Féminité & Féminisme, Glamour & Bas Nylon

Univers évanescent de vos Féminités, votre interprétation quotidienne de la mode, dessus et dessous tout en volupté, entre dentelles & des voiles légers sur vos jambes. Labyrinthe capitonné de glamour, de sensualité, avec mes mots pour souligner votre élégance, pour rendre hommage aux Femmes, chaque jour, avec des billets d'humeur chic, des livres libres, des portraits & des silhouettes, des instants de vie et des regards. Glamour toujours !

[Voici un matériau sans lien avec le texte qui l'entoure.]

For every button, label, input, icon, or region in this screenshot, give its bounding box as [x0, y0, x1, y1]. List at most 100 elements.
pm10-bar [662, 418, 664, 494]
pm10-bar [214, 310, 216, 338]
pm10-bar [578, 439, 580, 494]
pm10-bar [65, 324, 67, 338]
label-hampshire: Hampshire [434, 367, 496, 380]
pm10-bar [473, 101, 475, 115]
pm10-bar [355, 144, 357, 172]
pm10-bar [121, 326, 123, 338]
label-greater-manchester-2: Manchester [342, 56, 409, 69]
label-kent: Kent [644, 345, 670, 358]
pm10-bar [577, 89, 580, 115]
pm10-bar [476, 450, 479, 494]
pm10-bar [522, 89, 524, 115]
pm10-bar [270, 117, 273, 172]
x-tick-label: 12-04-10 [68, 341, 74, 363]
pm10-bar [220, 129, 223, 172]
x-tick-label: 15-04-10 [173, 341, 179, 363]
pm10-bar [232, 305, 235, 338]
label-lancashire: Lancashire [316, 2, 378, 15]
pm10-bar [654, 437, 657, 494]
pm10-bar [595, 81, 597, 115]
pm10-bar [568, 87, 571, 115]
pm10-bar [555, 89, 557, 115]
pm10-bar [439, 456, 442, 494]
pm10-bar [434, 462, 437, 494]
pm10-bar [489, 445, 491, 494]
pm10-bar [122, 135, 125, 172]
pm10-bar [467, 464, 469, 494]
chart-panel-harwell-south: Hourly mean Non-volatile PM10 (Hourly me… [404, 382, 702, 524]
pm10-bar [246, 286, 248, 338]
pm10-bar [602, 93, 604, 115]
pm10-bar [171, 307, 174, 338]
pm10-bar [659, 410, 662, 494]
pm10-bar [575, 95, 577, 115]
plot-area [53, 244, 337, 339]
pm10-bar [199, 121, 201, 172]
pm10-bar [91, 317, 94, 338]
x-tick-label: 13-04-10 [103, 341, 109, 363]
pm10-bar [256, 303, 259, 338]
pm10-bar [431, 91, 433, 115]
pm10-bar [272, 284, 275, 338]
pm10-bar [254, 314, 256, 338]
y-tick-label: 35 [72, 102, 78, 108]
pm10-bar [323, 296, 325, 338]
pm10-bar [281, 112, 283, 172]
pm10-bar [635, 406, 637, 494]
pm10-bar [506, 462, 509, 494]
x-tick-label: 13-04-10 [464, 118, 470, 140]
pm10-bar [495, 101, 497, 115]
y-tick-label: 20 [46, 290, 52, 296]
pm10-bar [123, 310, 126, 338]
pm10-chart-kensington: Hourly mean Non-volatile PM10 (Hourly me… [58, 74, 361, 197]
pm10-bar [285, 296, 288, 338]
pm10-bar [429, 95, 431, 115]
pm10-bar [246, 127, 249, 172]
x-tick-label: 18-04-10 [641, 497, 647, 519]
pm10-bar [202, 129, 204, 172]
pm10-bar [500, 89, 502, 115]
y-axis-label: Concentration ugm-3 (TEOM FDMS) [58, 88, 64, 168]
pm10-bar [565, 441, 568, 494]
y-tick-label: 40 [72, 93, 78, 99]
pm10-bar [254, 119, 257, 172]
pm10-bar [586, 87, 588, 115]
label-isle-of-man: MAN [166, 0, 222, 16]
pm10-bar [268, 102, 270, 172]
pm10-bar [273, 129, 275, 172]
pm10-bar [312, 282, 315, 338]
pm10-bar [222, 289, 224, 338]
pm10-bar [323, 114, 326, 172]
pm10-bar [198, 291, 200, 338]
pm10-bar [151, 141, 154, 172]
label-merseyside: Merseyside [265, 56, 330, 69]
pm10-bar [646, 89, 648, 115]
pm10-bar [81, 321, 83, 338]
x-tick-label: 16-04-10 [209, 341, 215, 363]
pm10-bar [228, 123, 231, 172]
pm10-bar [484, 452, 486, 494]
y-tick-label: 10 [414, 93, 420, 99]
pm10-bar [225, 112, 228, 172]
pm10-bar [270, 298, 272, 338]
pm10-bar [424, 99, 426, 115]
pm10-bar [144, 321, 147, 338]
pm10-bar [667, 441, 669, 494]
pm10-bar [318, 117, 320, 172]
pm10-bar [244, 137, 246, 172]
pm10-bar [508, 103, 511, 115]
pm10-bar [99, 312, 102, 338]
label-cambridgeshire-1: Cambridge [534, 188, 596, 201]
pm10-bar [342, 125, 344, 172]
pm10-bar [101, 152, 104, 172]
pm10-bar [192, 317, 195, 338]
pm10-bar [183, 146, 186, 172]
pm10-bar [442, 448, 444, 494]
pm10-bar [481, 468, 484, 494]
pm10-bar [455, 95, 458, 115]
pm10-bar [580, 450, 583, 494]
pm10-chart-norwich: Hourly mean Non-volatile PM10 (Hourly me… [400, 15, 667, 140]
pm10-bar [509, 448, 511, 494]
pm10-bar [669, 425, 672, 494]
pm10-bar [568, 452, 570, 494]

Publié le par Gentleman W.
Publié dans : #Femmes & Culture

 

Une matinée tranquille, le lever du soleil par la fenêtre, un écrivain dans le flux de ses mots, en pleine immersion dans l'imaginaire de son prochain livre, mais soudain on frappe à la porte. Des policiers, une annonce violente de réalité, le début de ce roman passionnant.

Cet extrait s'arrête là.